4. A filling vessel according to any of the preceding claims 1 to 3, wherein the socket (13) is of an overall rectilinear shape extending perpendicularly to the vessel profile section where the socket (13) meets.

5. A filling vessel according to any of the preceding claims 1 to 3, wherein the socket (13) comprises a tear-off opening (131).

6. Filling container according to any one of claims 1 to 3, wherein said container is constituted by a leaf of soft material folded on itself so as to constitute said two walls (10, 11).

7. Filling container according to any one of claims 1 to 3, wherein the container is constituted by two leaves of soft material so as to constitute the two walls (10, 11).

8. A filling container according to any of the preceding claims 1-3, wherein the obstacle (14) is in the form of a long line extending between the two ends (15) of the assembly line overlapping the sides of the pipe socket.
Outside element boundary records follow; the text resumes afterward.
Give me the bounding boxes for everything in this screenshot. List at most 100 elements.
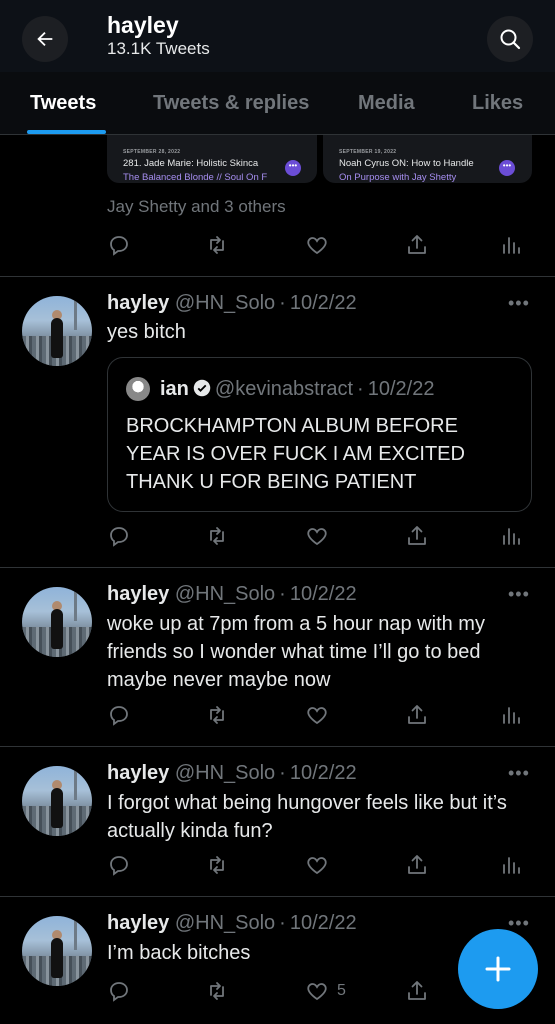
like-button[interactable] <box>305 522 329 550</box>
heart-icon <box>307 528 327 546</box>
quote-date: 10/2/22 <box>367 378 435 400</box>
share-button[interactable] <box>405 851 429 879</box>
tab-media[interactable]: Media <box>358 92 415 115</box>
plus-icon <box>485 956 511 982</box>
dot-separator: · <box>279 912 286 934</box>
tweet-header: hayley @HN_Solo · 10/2/22 <box>107 292 357 315</box>
reply-icon <box>110 982 128 1002</box>
share-icon <box>408 526 426 545</box>
dot-separator: · <box>279 583 286 605</box>
tweet-text: woke up at 7pm from a 5 hour nap with my… <box>107 613 485 691</box>
retweet-button[interactable] <box>205 231 229 259</box>
avatar[interactable] <box>22 766 92 836</box>
quote-header: ian @kevinabstract · 10/2/22 <box>160 378 434 401</box>
tweet-header: hayley @HN_Solo · 10/2/22 <box>107 912 357 935</box>
tweet-author-name[interactable]: hayley <box>107 583 169 605</box>
tweet-header: hayley @HN_Solo · 10/2/22 <box>107 583 357 606</box>
retweet-button[interactable] <box>205 851 229 879</box>
tweet-author-name[interactable]: hayley <box>107 762 169 784</box>
like-button[interactable] <box>305 701 329 729</box>
heart-icon <box>307 857 327 875</box>
card-date: SEPTEMBER 28, 2022 <box>123 149 181 155</box>
views-button[interactable] <box>499 522 523 550</box>
tweet-handle[interactable]: @HN_Solo <box>175 762 275 784</box>
like-button[interactable] <box>305 851 329 879</box>
quote-avatar <box>126 377 150 401</box>
share-icon <box>408 235 426 254</box>
back-button[interactable] <box>22 16 68 62</box>
reply-button[interactable] <box>107 851 131 879</box>
retweet-icon <box>210 236 224 254</box>
quoted-tweet[interactable]: ian @kevinabstract · 10/2/22 BROCKHAMPTON A… <box>107 357 532 512</box>
profile-header: hayley 13.1K Tweets <box>0 0 555 72</box>
share-button[interactable] <box>405 231 429 259</box>
tweet-author-name[interactable]: hayley <box>107 292 169 314</box>
tweet-handle[interactable]: @HN_Solo <box>175 292 275 314</box>
tweet-handle[interactable]: @HN_Solo <box>175 912 275 934</box>
compose-tweet-button[interactable] <box>458 929 538 1009</box>
retweet-button[interactable] <box>205 522 229 550</box>
like-count: 5 <box>337 982 346 999</box>
share-icon <box>408 705 426 724</box>
search-button[interactable] <box>487 16 533 62</box>
views-button[interactable] <box>499 851 523 879</box>
like-button[interactable] <box>305 231 329 259</box>
podcast-card[interactable]: SEPTEMBER 19, 2022 Noah Cyrus ON: How to… <box>323 135 532 183</box>
card-subtitle: On Purpose with Jay Shetty <box>339 172 457 183</box>
more-icon[interactable]: ••• <box>285 160 301 176</box>
tweet-text: yes bitch <box>107 321 186 343</box>
tweet-author-name[interactable]: hayley <box>107 912 169 934</box>
heart-icon <box>307 707 327 725</box>
tweet-handle[interactable]: @HN_Solo <box>175 583 275 605</box>
views-button[interactable] <box>499 231 523 259</box>
more-options-icon[interactable]: ••• <box>508 584 530 605</box>
reply-button[interactable] <box>107 522 131 550</box>
tweet-date[interactable]: 10/2/22 <box>290 762 357 784</box>
tab-likes[interactable]: Likes <box>472 92 523 115</box>
views-button[interactable] <box>499 701 523 729</box>
tweet-date[interactable]: 10/2/22 <box>290 912 357 934</box>
tweet-date[interactable]: 10/2/22 <box>290 292 357 314</box>
avatar[interactable] <box>22 587 92 657</box>
share-button[interactable] <box>405 701 429 729</box>
avatar[interactable] <box>22 296 92 366</box>
retweet-button[interactable] <box>205 701 229 729</box>
views-icon <box>503 528 520 545</box>
verified-badge-icon <box>193 379 211 397</box>
active-tab-indicator <box>27 130 106 134</box>
card-date: SEPTEMBER 19, 2022 <box>339 149 397 155</box>
retweet-icon <box>210 706 224 724</box>
retweet-icon <box>210 527 224 545</box>
profile-name: hayley <box>107 12 179 38</box>
reply-icon <box>110 856 128 876</box>
share-button[interactable] <box>405 522 429 550</box>
divider <box>0 746 555 747</box>
share-icon <box>408 981 426 1000</box>
card-title: 281. Jade Marie: Holistic Skinca <box>123 158 259 169</box>
more-options-icon[interactable]: ••• <box>508 763 530 784</box>
tweet-actions <box>107 522 527 550</box>
social-context[interactable]: Jay Shetty and 3 others <box>107 197 286 217</box>
share-button[interactable] <box>405 977 429 1005</box>
like-button[interactable]: 5 <box>305 977 346 1005</box>
podcast-card[interactable]: SEPTEMBER 28, 2022 281. Jade Marie: Holi… <box>107 135 317 183</box>
tab-tweets-and-replies[interactable]: Tweets & replies <box>153 92 309 115</box>
profile-tabs: Tweets Tweets & replies Media Likes <box>0 72 555 135</box>
retweet-button[interactable] <box>205 977 229 1005</box>
reply-icon <box>110 236 128 256</box>
reply-button[interactable] <box>107 701 131 729</box>
reply-button[interactable] <box>107 977 131 1005</box>
divider <box>0 896 555 897</box>
heart-icon <box>307 237 327 255</box>
tweet-date[interactable]: 10/2/22 <box>290 583 357 605</box>
reply-button[interactable] <box>107 231 131 259</box>
more-options-icon[interactable]: ••• <box>508 293 530 314</box>
retweet-icon <box>210 856 224 874</box>
quote-author-name: ian <box>160 378 189 400</box>
divider <box>0 276 555 277</box>
more-icon[interactable]: ••• <box>499 160 515 176</box>
reply-icon <box>110 706 128 726</box>
search-icon <box>500 29 521 50</box>
avatar[interactable] <box>22 916 92 986</box>
tab-tweets[interactable]: Tweets <box>30 92 96 115</box>
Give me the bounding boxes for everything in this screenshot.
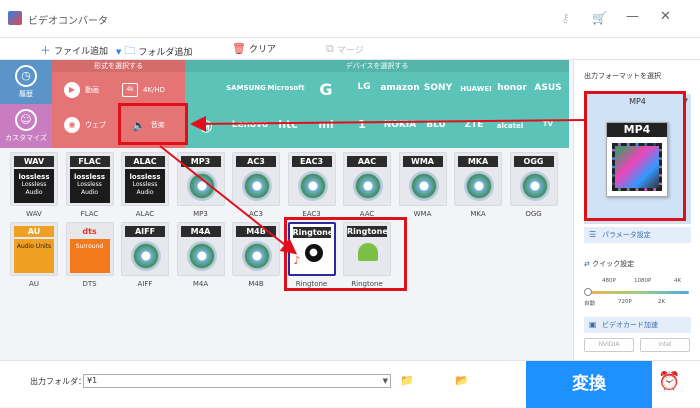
annotation-arrows (159, 115, 585, 255)
arrow-output-to-music (190, 115, 585, 132)
arrow-music-to-ringtone (159, 145, 298, 255)
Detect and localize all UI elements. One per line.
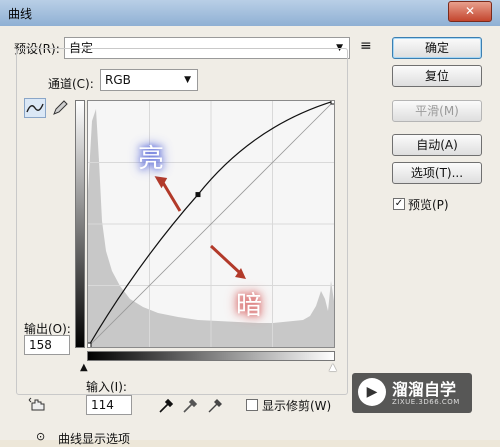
watermark-en: ZIXUE.3D66.COM	[392, 398, 460, 406]
white-eyedropper-icon[interactable]	[205, 396, 227, 416]
auto-button[interactable]: 自动(A)	[392, 134, 482, 156]
ok-button[interactable]: 确定	[392, 37, 482, 59]
input-field[interactable]: 114	[86, 395, 132, 415]
white-point-slider[interactable]: ▲	[329, 362, 337, 373]
watermark-cn: 溜溜自学	[392, 380, 457, 399]
hand-adjust-icon[interactable]	[28, 396, 50, 416]
options-button[interactable]: 选项(T)...	[392, 162, 482, 184]
title-bar: 曲线 ✕	[0, 0, 500, 27]
bright-annotation: 亮	[138, 144, 165, 174]
curve-control-point[interactable]	[195, 192, 201, 198]
black-point-slider[interactable]: ▲	[80, 362, 88, 373]
curve-edit-icon[interactable]	[24, 98, 46, 118]
input-gradient-bar	[87, 351, 335, 361]
curve-endpoint-black[interactable]	[85, 342, 92, 349]
preview-label: 预览(P)	[408, 198, 449, 212]
watermark: ▶ 溜溜自学 ZIXUE.3D66.COM	[352, 373, 472, 413]
smooth-button[interactable]: 平滑(M)	[392, 100, 482, 122]
output-gradient-bar	[75, 100, 85, 348]
show-clipping-label: 显示修剪(W)	[262, 399, 332, 413]
output-field[interactable]: 158	[24, 335, 70, 355]
channel-value: RGB	[105, 73, 131, 87]
annotation-arrows	[154, 176, 246, 279]
chevron-down-icon: ▼	[184, 75, 191, 85]
show-clipping-checkbox[interactable]	[246, 399, 258, 411]
curve-graph[interactable]	[85, 98, 337, 349]
preview-checkbox[interactable]: ✓	[393, 198, 405, 210]
reset-button[interactable]: 复位	[392, 65, 482, 87]
gray-eyedropper-icon[interactable]	[180, 396, 202, 416]
channel-label: 通道(C):	[48, 77, 94, 91]
window-title: 曲线	[8, 7, 33, 21]
curve-display-options-label[interactable]: 曲线显示选项	[58, 430, 130, 447]
play-logo-icon: ▶	[358, 378, 386, 406]
preset-menu-icon[interactable]: ≡	[360, 38, 372, 54]
curve-canvas[interactable]	[85, 98, 337, 349]
dark-annotation: 暗	[236, 291, 263, 321]
expand-toggle-icon[interactable]: ⊙	[36, 430, 45, 443]
close-button[interactable]: ✕	[448, 1, 492, 22]
pencil-icon[interactable]	[50, 98, 72, 118]
black-eyedropper-icon[interactable]	[156, 396, 178, 416]
curve-endpoint-white[interactable]	[330, 98, 337, 105]
input-label: 输入(I):	[86, 380, 127, 394]
channel-select[interactable]: RGB ▼	[100, 69, 198, 91]
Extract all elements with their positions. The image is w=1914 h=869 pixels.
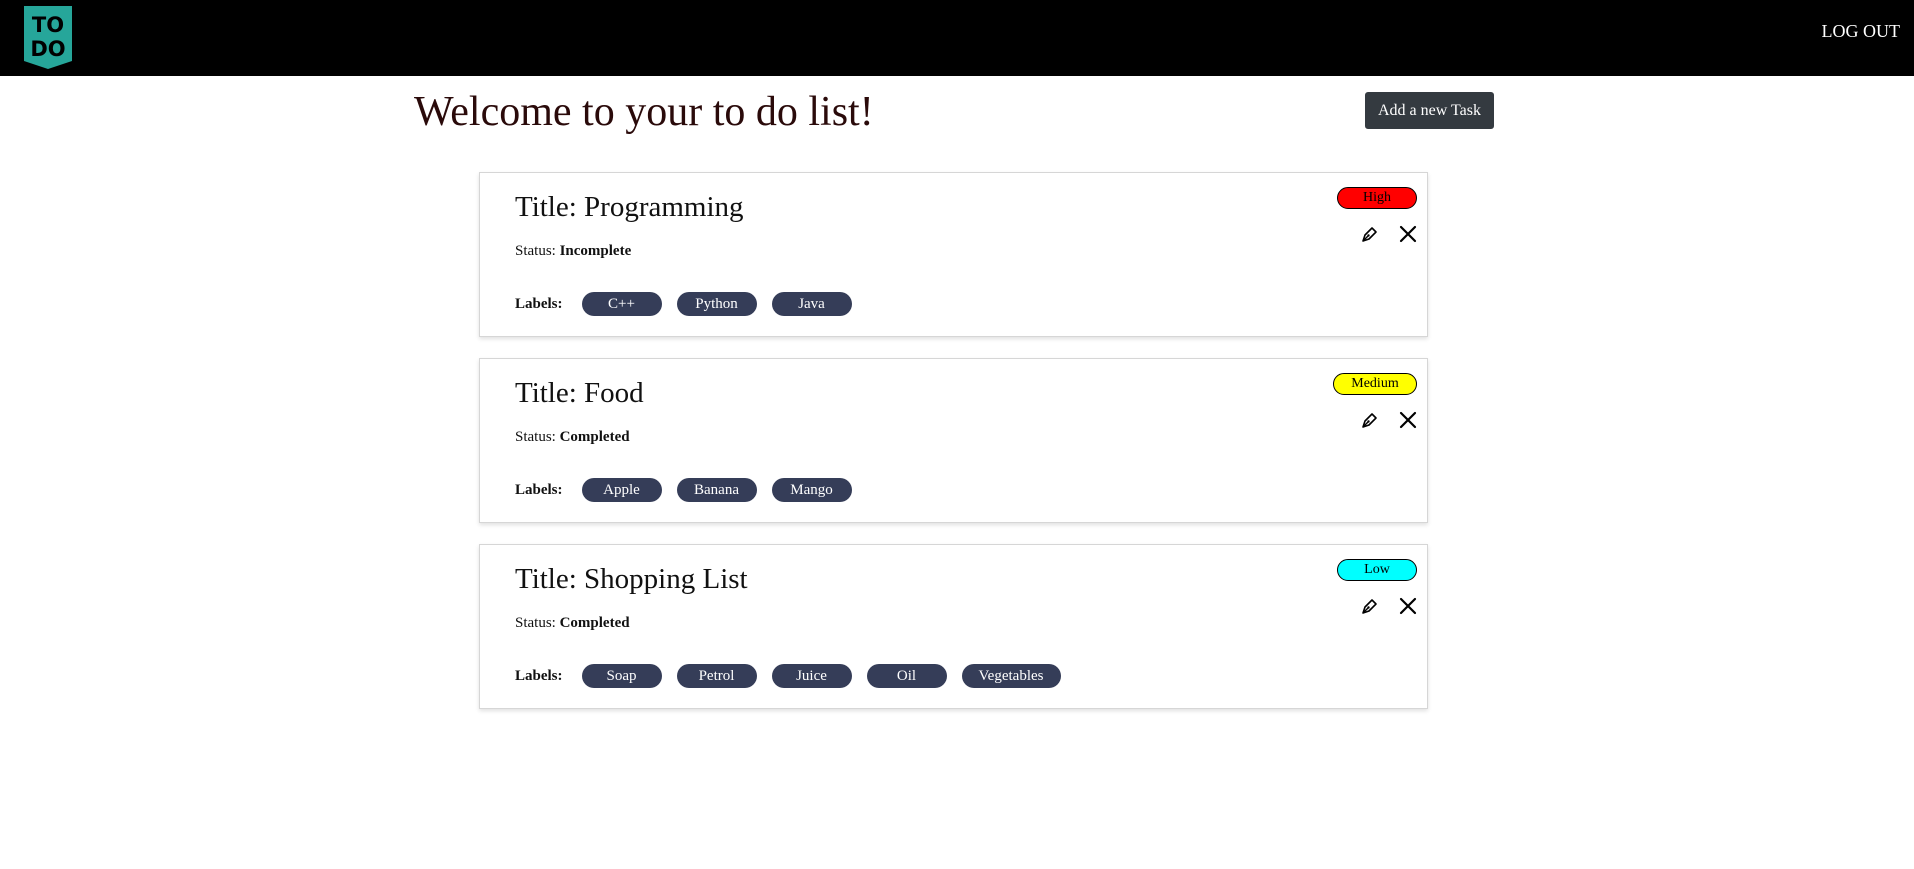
- label-chip[interactable]: Juice: [771, 664, 852, 688]
- status-label: Status:: [515, 243, 556, 259]
- priority-badge: Medium: [1333, 373, 1417, 395]
- task-title: Title: Programming: [515, 191, 744, 223]
- label-chip[interactable]: C++: [581, 292, 662, 316]
- labels-heading: Labels:: [515, 481, 563, 498]
- logo-text-bottom: DO: [30, 37, 65, 61]
- label-chip[interactable]: Vegetables: [961, 664, 1061, 688]
- task-status: Status: Completed: [515, 615, 630, 632]
- label-chip[interactable]: Soap: [581, 664, 662, 688]
- todo-logo[interactable]: TO DO: [24, 6, 72, 69]
- labels-row: Labels: C++ Python Java: [515, 292, 867, 316]
- task-card-programming: Title: Programming Status: Incomplete La…: [479, 172, 1428, 337]
- status-label: Status:: [515, 429, 556, 445]
- task-card-shopping-list: Title: Shopping List Status: Completed L…: [479, 544, 1428, 709]
- labels-row: Labels: Soap Petrol Juice Oil Vegetables: [515, 664, 1076, 688]
- labels-heading: Labels:: [515, 295, 563, 312]
- task-title: Title: Food: [515, 377, 644, 409]
- close-icon[interactable]: [1398, 596, 1418, 616]
- label-chip[interactable]: Apple: [581, 478, 662, 502]
- label-chip[interactable]: Mango: [771, 478, 852, 502]
- label-chip[interactable]: Banana: [676, 478, 757, 502]
- label-chip[interactable]: Python: [676, 292, 757, 316]
- pen-icon[interactable]: [1360, 410, 1380, 430]
- label-chip[interactable]: Java: [771, 292, 852, 316]
- close-icon[interactable]: [1398, 224, 1418, 244]
- status-value: Completed: [559, 429, 630, 445]
- labels-row: Labels: Apple Banana Mango: [515, 478, 867, 502]
- task-card-food: Title: Food Status: Completed Labels: Ap…: [479, 358, 1428, 523]
- priority-badge: Low: [1337, 559, 1417, 581]
- priority-badge: High: [1337, 187, 1417, 209]
- pen-icon[interactable]: [1360, 224, 1380, 244]
- logo-text-top: TO: [32, 13, 64, 37]
- label-chip[interactable]: Petrol: [676, 664, 757, 688]
- top-navbar: TO DO LOG OUT: [0, 0, 1914, 76]
- pen-icon[interactable]: [1360, 596, 1380, 616]
- page-title: Welcome to your to do list!: [414, 89, 874, 135]
- label-chip[interactable]: Oil: [866, 664, 947, 688]
- status-label: Status:: [515, 615, 556, 631]
- status-value: Completed: [559, 615, 630, 631]
- task-status: Status: Completed: [515, 429, 630, 446]
- task-status: Status: Incomplete: [515, 243, 631, 260]
- add-task-button[interactable]: Add a new Task: [1365, 92, 1494, 129]
- task-title: Title: Shopping List: [515, 563, 748, 595]
- close-icon[interactable]: [1398, 410, 1418, 430]
- labels-heading: Labels:: [515, 667, 563, 684]
- status-value: Incomplete: [559, 243, 632, 259]
- logout-link[interactable]: LOG OUT: [1822, 21, 1901, 42]
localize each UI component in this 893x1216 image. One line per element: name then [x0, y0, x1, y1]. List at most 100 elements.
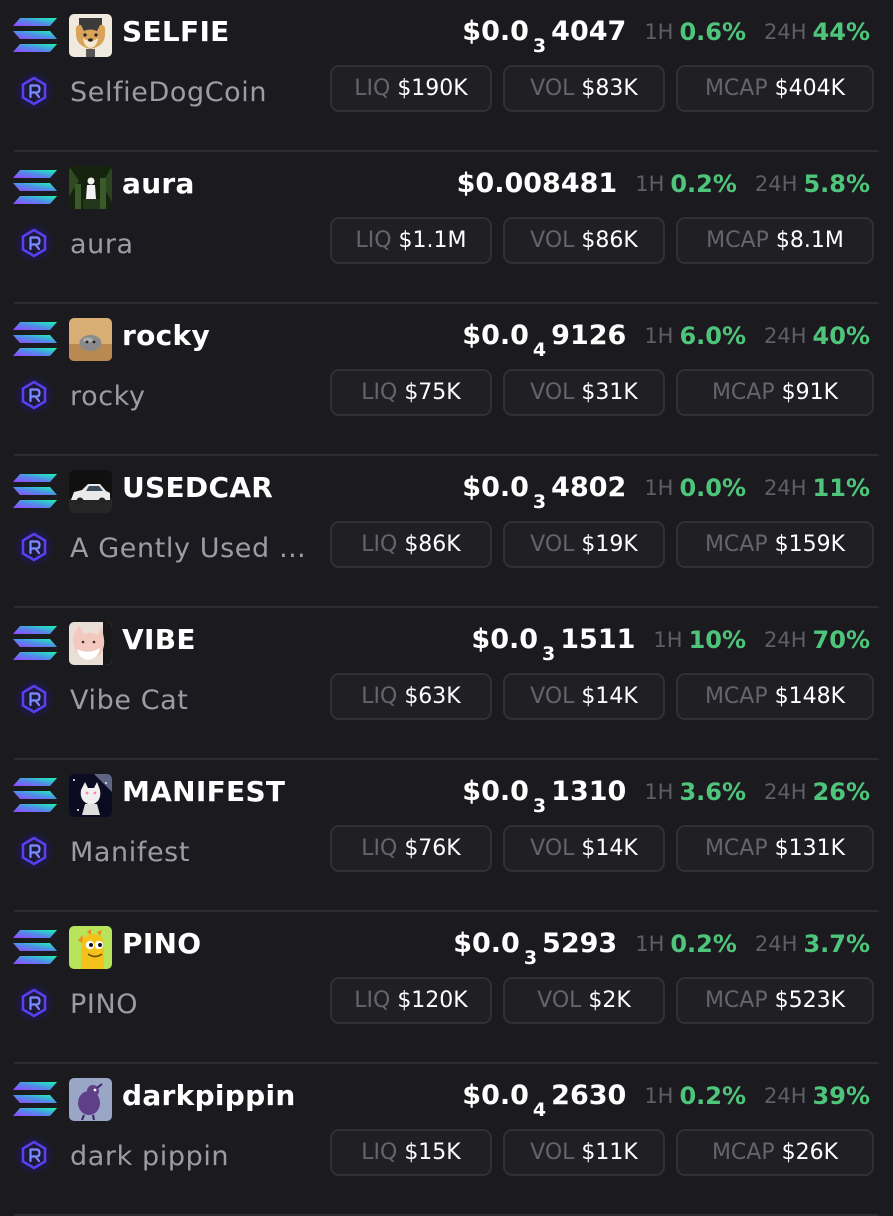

9. A refill container according to any of claims 1 to 3, wherein said barrier overlaps the assembly line on both sides of said sleeve by less than 5% of the total length of said assembly line.

10. Filling vessel according to any of the preceding claims 1 to 3, wherein the obstacle (14) extends partly substantially parallel to the assembly line (12) arranged on both sides of the socket (13).

11. A filling vessel according to any of the preceding claims 1 to 3, wherein the vessel comprises at least two obstacles (14 '), the at least two obstacles (14') being separated by a narrow channel (146) opposite the protruding socket tube portion (130).